Clearing houses as part of a U.S. military-led campaign to rout al-Qaeda, two servicemen were met with machine gun fire the moment they walked into a dimly lit house in the Iraqi city of Fallujah. One of those men was Matthew Palacios, a staff sergeant and combat engineer in the Second Marine Division. The Army infantryman in front of Palacios was shot and fell to the ground, wounded.
Then a grenade rolled between Palacios’ legs.
Now an employee of Northrop Grumman, this military veteran looks beyond his own career-shaping experiences. Ever cognizant of the meaning of Memorial Day, he remembers those who died while serving in the hopes that he can honor the sacrifices of these fallen heroes.
Heroism in Battle
Palacios confesses to just barely doing enough to get by in high school.
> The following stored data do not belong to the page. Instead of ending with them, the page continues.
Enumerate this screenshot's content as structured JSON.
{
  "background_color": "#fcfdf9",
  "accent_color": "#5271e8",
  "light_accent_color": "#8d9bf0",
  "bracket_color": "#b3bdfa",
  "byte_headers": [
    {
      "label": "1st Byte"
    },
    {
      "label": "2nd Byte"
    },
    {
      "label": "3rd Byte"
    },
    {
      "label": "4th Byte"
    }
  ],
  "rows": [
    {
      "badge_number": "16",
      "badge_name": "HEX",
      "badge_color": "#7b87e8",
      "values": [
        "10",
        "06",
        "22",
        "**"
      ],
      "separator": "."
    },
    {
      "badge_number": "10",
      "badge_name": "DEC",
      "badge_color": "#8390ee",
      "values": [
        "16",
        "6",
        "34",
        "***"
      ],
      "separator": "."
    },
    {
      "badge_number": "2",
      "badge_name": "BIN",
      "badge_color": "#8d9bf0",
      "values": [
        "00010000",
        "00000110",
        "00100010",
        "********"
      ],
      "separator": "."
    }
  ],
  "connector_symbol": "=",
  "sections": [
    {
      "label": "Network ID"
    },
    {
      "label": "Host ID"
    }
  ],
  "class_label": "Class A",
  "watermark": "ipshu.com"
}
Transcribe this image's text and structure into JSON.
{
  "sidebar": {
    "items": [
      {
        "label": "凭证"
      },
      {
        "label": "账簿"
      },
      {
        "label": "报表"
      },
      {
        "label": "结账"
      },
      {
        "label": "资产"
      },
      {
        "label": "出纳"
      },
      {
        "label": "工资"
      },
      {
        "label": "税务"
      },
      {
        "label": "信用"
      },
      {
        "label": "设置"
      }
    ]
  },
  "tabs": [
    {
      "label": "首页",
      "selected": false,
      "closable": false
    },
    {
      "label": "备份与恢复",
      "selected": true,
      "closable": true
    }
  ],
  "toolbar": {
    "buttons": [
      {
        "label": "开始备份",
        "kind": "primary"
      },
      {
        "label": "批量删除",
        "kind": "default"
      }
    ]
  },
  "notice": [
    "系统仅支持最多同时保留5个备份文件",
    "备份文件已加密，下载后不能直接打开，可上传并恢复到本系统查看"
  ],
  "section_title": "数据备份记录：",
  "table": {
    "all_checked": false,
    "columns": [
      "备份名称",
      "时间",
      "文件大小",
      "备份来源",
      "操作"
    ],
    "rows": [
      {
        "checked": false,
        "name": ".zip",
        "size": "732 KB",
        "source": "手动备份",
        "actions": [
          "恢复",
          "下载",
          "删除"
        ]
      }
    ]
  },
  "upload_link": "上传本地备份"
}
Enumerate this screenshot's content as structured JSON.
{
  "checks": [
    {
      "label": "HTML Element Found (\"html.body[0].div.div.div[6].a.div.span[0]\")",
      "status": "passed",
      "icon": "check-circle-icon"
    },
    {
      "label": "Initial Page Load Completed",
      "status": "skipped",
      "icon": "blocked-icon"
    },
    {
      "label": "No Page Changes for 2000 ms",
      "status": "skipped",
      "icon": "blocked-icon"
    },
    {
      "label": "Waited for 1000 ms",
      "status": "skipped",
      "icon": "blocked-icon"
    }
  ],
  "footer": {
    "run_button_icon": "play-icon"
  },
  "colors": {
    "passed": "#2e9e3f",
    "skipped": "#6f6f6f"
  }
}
All he wanted to do was be a Marine, a dream that began after reading military histories and watching war movies when he was younger.
Palacios had never played competitive sports while growing up in Lorraine, Ohio, a blue-collar steel town outside of Cleveland. But in that cramped house in Fallujah, with no time to think, he grabbed the grenade, ran a few steps and threw it into another room — much like a shortstop throws to first base, he recalled. The grenade exploded at a distance, sparing his life and those of the service members alongside him. For this act of bravery, Palacios received the Bronze Star and the Purple Heart.
“I was so close to dying,” he said of his daily routines in Iraq. “Almost being blown up in an ambush IED attack or being shot at and hearing the whizzing of the bullets and seeing the concrete snap off a wall near you or hitting the tree above you – there were so many situations.”
A Life After War
After two deployments during the Iraq War, Palacios left the Marine Corps with two medals and a newfound sense of confidence as a military veteran, which helped him to pursue a degree in aerospace engineering – something he would have never dreamed of in high school. He eventually earned that bachelor’s degree in 2014.
Palacios joined Northrop Grumman in 2017 where he is a structural engineer, performing structural analysis on spaceflight hardware. “It’s exciting to work on these projects…things to go into space,” he said. But he couldn’t imagine having the job without first serving in the military. “I gained the confidence I needed. I realized I can actually do it,” Palacios said. “I don’t feel like I got smarter in the Marine Corps, but it gave me the confidence and discipline to make a plan on a particular goal and follow through.”
The Importance of Memorial Day
A day after that battle in Fallujah, his best friend in the Marines was killed in action. Palacios will always remember returning to the U.S. to recuperate from his injuries and attend his fallen friend’s funeral. After meeting “his family and newborn son who will never know who he is,” the meaning of Memorial Day, and the selfless sacrifice of our military veterans, will never be far from Matthew Palacios’ mind.